In 1992, at age 84, he started his 61st and final Boston Marathon. Even after his racing days ended, he remained a popular figure at the Boston Marathon, often serving as grand marshal and participating in prerace activities. One of his signatures during his racing days and after he retired from the sport was the Frank Sinatra song "Young at Heart," which Kelley often sang at races and speaking engagements.

Paul D. Thompson, MD, director of preventive cardiology at the Hartford Hospital in Hartford, Connecticut, finished 16th in the Boston Marathon in 1976, competed in Olympic marathon trials, and knew Kelley from their mutual connections with the Boston Marathon and other competitions throughout New England.

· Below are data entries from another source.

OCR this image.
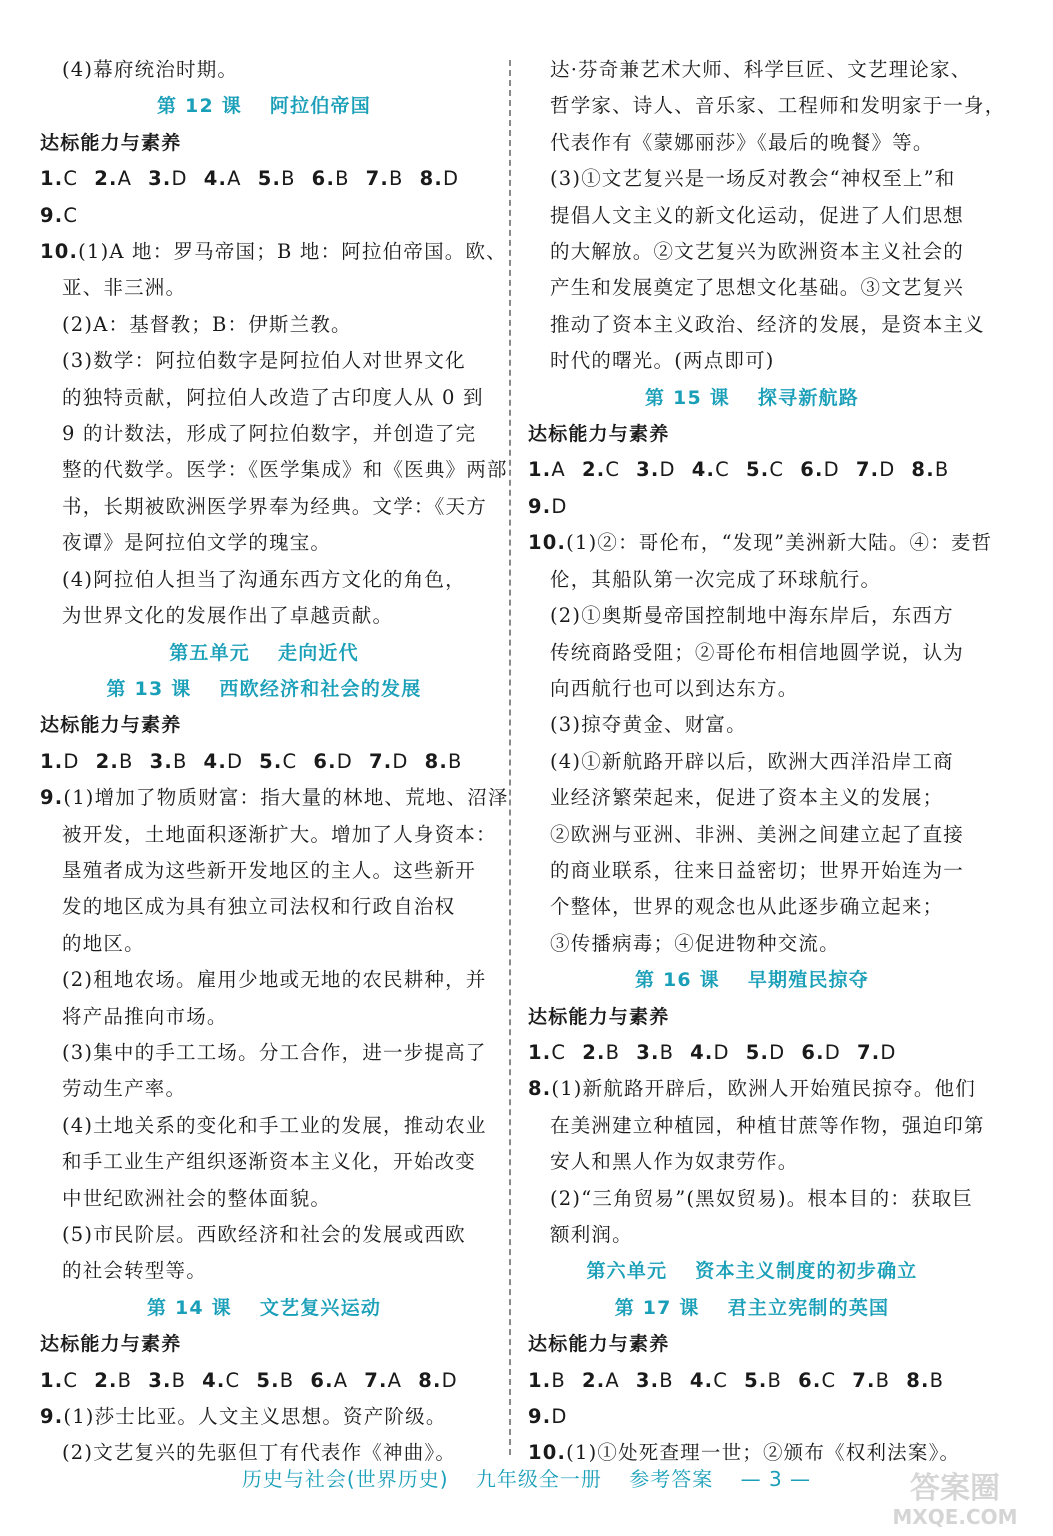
(4)幕府统治时期。
第 12 课 阿拉伯帝国
达标能力与素养
1.C 2.A 3.D 4.A 5.B 6.B 7.B 8.D
9.C
10.(1)A 地：罗马帝国；B 地：阿拉伯帝国。欧、
亚、非三洲。
(2)A：基督教；B：伊斯兰教。
(3)数学：阿拉伯数字是阿拉伯人对世界文化
的独特贡献，阿拉伯人改造了古印度人从 0 到
9 的计数法，形成了阿拉伯数字，并创造了完
整的代数学。医学：《医学集成》和《医典》两部
书，长期被欧洲医学界奉为经典。文学：《天方
夜谭》是阿拉伯文学的瑰宝。
(4)阿拉伯人担当了沟通东西方文化的角色，
为世界文化的发展作出了卓越贡献。
第五单元 走向近代
第 13 课 西欧经济和社会的发展
达标能力与素养
1.D 2.B 3.B 4.D 5.C 6.D 7.D 8.B
9.(1)增加了物质财富：指大量的林地、荒地、沼泽
被开发，土地面积逐渐扩大。增加了人身资本：
垦殖者成为这些新开发地区的主人。这些新开
发的地区成为具有独立司法权和行政自治权
的地区。
(2)租地农场。雇用少地或无地的农民耕种，并
将产品推向市场。
(3)集中的手工工场。分工合作，进一步提高了
劳动生产率。
(4)土地关系的变化和手工业的发展，推动农业
和手工业生产组织逐渐资本主义化，开始改变
中世纪欧洲社会的整体面貌。
(5)市民阶层。西欧经济和社会的发展或西欧
的社会转型等。
第 14 课 文艺复兴运动
达标能力与素养
1.C 2.B 3.B 4.C 5.B 6.A 7.A 8.D
9.(1)莎士比亚。人文主义思想。资产阶级。
(2)文艺复兴的先驱但丁有代表作《神曲》。
达·芬奇兼艺术大师、科学巨匠、文艺理论家、
哲学家、诗人、音乐家、工程师和发明家于一身，
代表作有《蒙娜丽莎》《最后的晚餐》等。
(3)①文艺复兴是一场反对教会“神权至上”和
提倡人文主义的新文化运动，促进了人们思想
的大解放。②文艺复兴为欧洲资本主义社会的
产生和发展奠定了思想文化基础。③文艺复兴
推动了资本主义政治、经济的发展，是资本主义
时代的曙光。(两点即可)
第 15 课 探寻新航路
达标能力与素养
1.A 2.C 3.D 4.C 5.C 6.D 7.D 8.B
9.D
10.(1)②：哥伦布，“发现”美洲新大陆。④：麦哲
伦，其船队第一次完成了环球航行。
(2)①奥斯曼帝国控制地中海东岸后，东西方
传统商路受阻；②哥伦布相信地圆学说，认为
向西航行也可以到达东方。
(3)掠夺黄金、财富。
(4)①新航路开辟以后，欧洲大西洋沿岸工商
业经济繁荣起来，促进了资本主义的发展；
②欧洲与亚洲、非洲、美洲之间建立起了直接
的商业联系，往来日益密切；世界开始连为一
个整体，世界的观念也从此逐步确立起来；
③传播病毒；④促进物种交流。
第 16 课 早期殖民掠夺
达标能力与素养
1.C 2.B 3.B 4.D 5.D 6.D 7.D
8.(1)新航路开辟后，欧洲人开始殖民掠夺。他们
在美洲建立种植园，种植甘蔗等作物，强迫印第
安人和黑人作为奴隶劳作。
(2)“三角贸易”(黑奴贸易)。根本目的：获取巨
额利润。
第六单元 资本主义制度的初步确立
第 17 课 君主立宪制的英国
达标能力与素养
1.B 2.A 3.B 4.C 5.B 6.C 7.B 8.B
9.D
10.(1)①处死查理一世；②颁布《权利法案》。
历史与社会(世界历史) 九年级全一册 参考答案 — 3 —	答案圈
MXQE.COM
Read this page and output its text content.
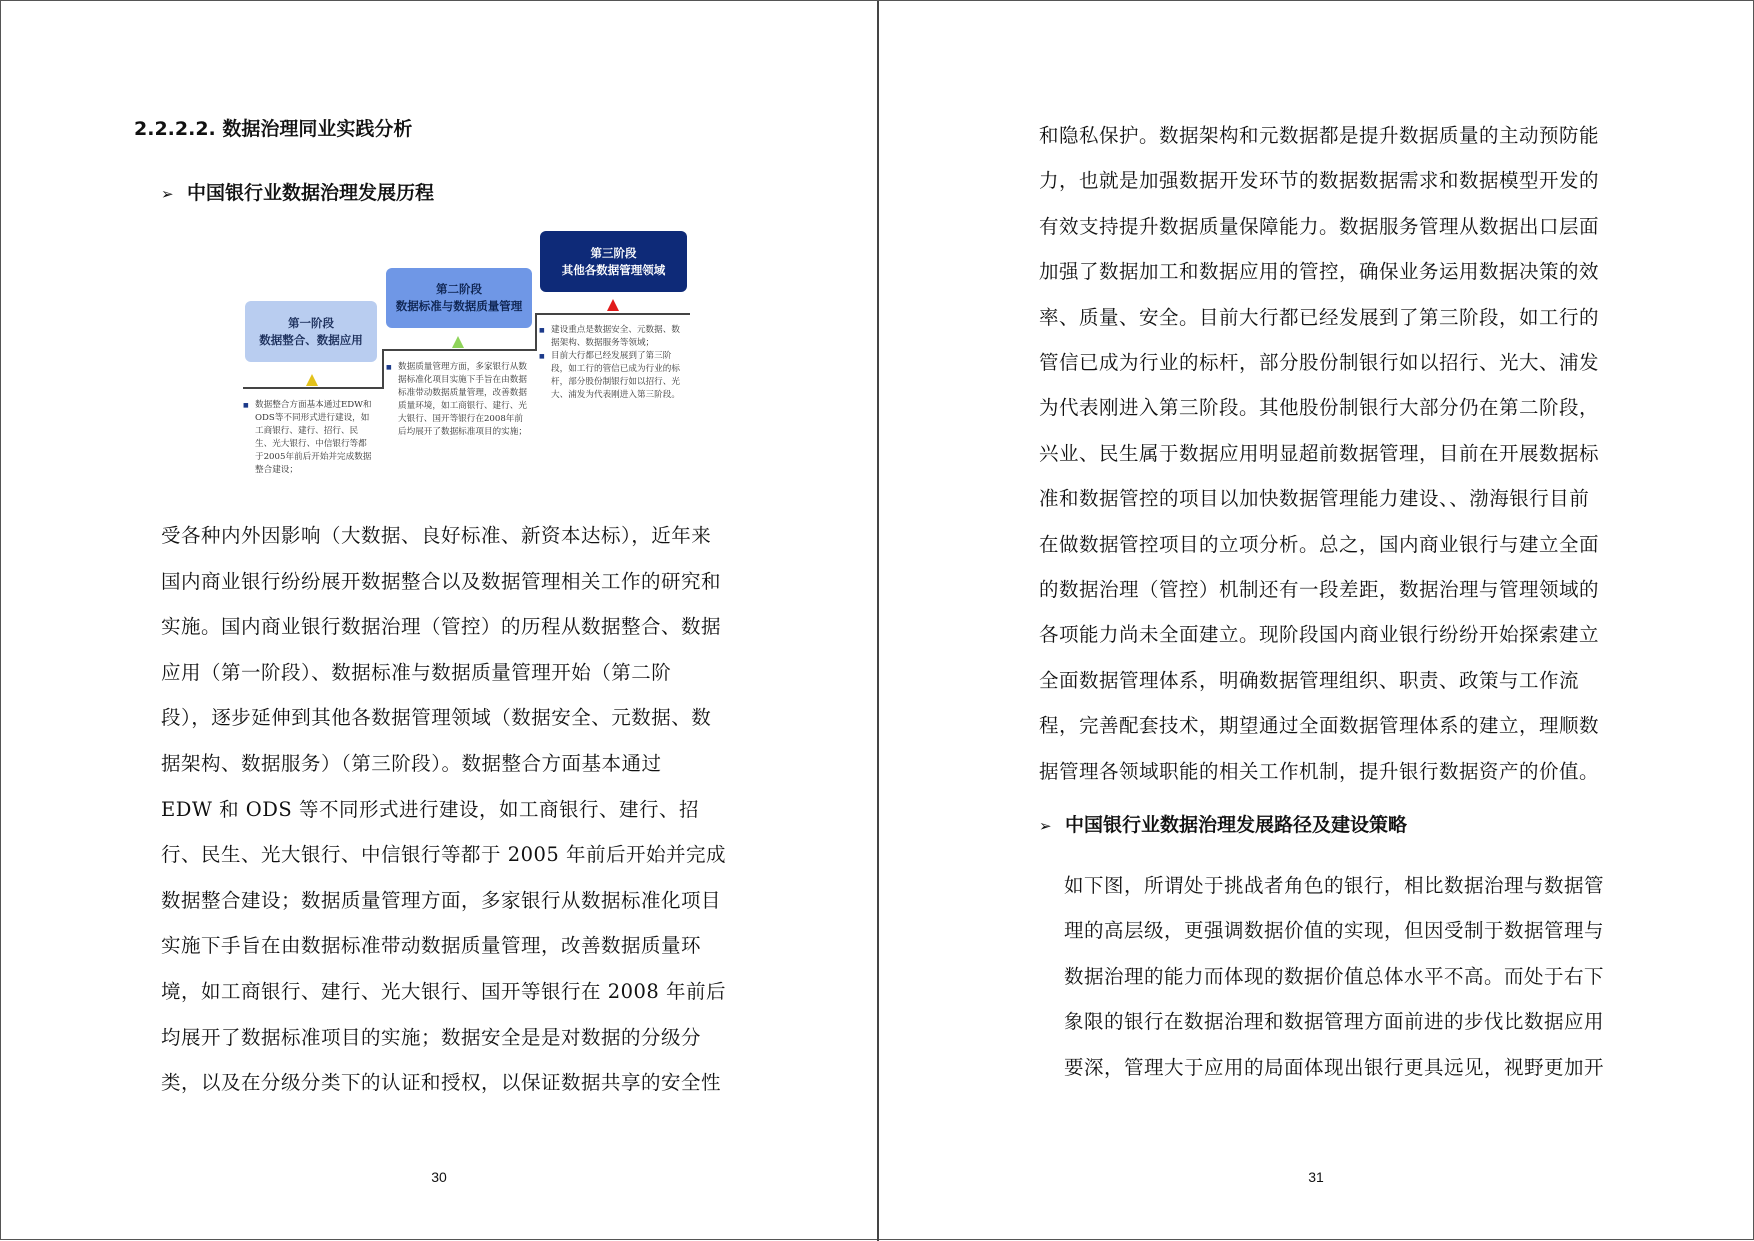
2.2.2.2. 数据治理同业实践分析
➢ 中国银行业数据治理发展历程
第一阶段
数据整合、数据应用
第二阶段
数据标准与数据质量管理
第三阶段
其他各数据管理领域
■ 数据整合方面基本通过EDW和ODS等不同形式进行建设，如工商银行、建行、招行、民生、光大银行、中信银行等都于2005年前后开始并完成数据整合建设；
■ 数据质量管理方面，多家银行从数据标准化项目实施下手旨在由数据标准带动数据质量管理，改善数据质量环境，如工商银行、建行、光大银行、国开等银行在2008年前后均展开了数据标准项目的实施；
■ 建设重点是数据安全、元数据、数据架构、数据服务等领域；
■ 目前大行都已经发展到了第三阶段，如工行的管信已成为行业的标杆，部分股份制银行如以招行、光大、浦发为代表刚进入第三阶段。
受各种内外因影响（大数据、良好标准、新资本达标），近年来
国内商业银行纷纷展开数据整合以及数据管理相关工作的研究和
实施。国内商业银行数据治理（管控）的历程从数据整合、数据
应用（第一阶段）、数据标准与数据质量管理开始（第二阶
段），逐步延伸到其他各数据管理领域（数据安全、元数据、数
据架构、数据服务）（第三阶段）。数据整合方面基本通过
EDW 和 ODS 等不同形式进行建设，如工商银行、建行、招
行、民生、光大银行、中信银行等都于 2005 年前后开始并完成
数据整合建设；数据质量管理方面，多家银行从数据标准化项目
实施下手旨在由数据标准带动数据质量管理，改善数据质量环
境，如工商银行、建行、光大银行、国开等银行在 2008 年前后
均展开了数据标准项目的实施；数据安全是是对数据的分级分
类，以及在分级分类下的认证和授权，以保证数据共享的安全性
30
和隐私保护。数据架构和元数据都是提升数据质量的主动预防能
力，也就是加强数据开发环节的数据数据需求和数据模型开发的
有效支持提升数据质量保障能力。数据服务管理从数据出口层面
加强了数据加工和数据应用的管控，确保业务运用数据决策的效
率、质量、安全。目前大行都已经发展到了第三阶段，如工行的
管信已成为行业的标杆，部分股份制银行如以招行、光大、浦发
为代表刚进入第三阶段。其他股份制银行大部分仍在第二阶段，
兴业、民生属于数据应用明显超前数据管理，目前在开展数据标
准和数据管控的项目以加快数据管理能力建设、、渤海银行目前
在做数据管控项目的立项分析。总之，国内商业银行与建立全面
的数据治理（管控）机制还有一段差距，数据治理与管理领域的
各项能力尚未全面建立。现阶段国内商业银行纷纷开始探索建立
全面数据管理体系，明确数据管理组织、职责、政策与工作流
程，完善配套技术，期望通过全面数据管理体系的建立，理顺数
据管理各领域职能的相关工作机制，提升银行数据资产的价值。
➢ 中国银行业数据治理发展路径及建设策略
如下图，所谓处于挑战者角色的银行，相比数据治理与数据管
理的高层级，更强调数据价值的实现，但因受制于数据管理与
数据治理的能力而体现的数据价值总体水平不高。而处于右下
象限的银行在数据治理和数据管理方面前进的步伐比数据应用
要深，管理大于应用的局面体现出银行更具远见，视野更加开
31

Thompson says his first encounter with Kelley was in 1965 when Thompson, an 18-year-old high school senior, competed against Kelley in a 30-K championship. Kelley was 52 at the time. "He beat me, and I was pretty darn good," Thompson says.

Another memory that Thompson has of Kelley is from 1971, when both ran a 10-mile race in Portland, Maine. The date stands out in Thompson's mind because it was his first wedding anniversary. "And my wife Camilla and I spent it with Johnny Kelley," he says.

As a cardiologist, Thompson has long had a keen interest in studying athlete's heart, particularly medical reports on the autopsy studies that were done on Clarence DeMar, who competed in the Boston Marathon in the early 1900s and won the event a record seven times. (DeMar's coronary arteries were found to be unusually large.) In 1992, Thompson says he wrote to Kelley, asking if he would consider allowing Thompson to examine his heart upon Kelley's death. In response, Kelley's attorney declined the request and asked Thompson not to recontact Kelley about the matter. Despite the rejection, Thompson reflects warmly on the encounter. "He never thought he was going to die, and never thought of being ill or sick," he says.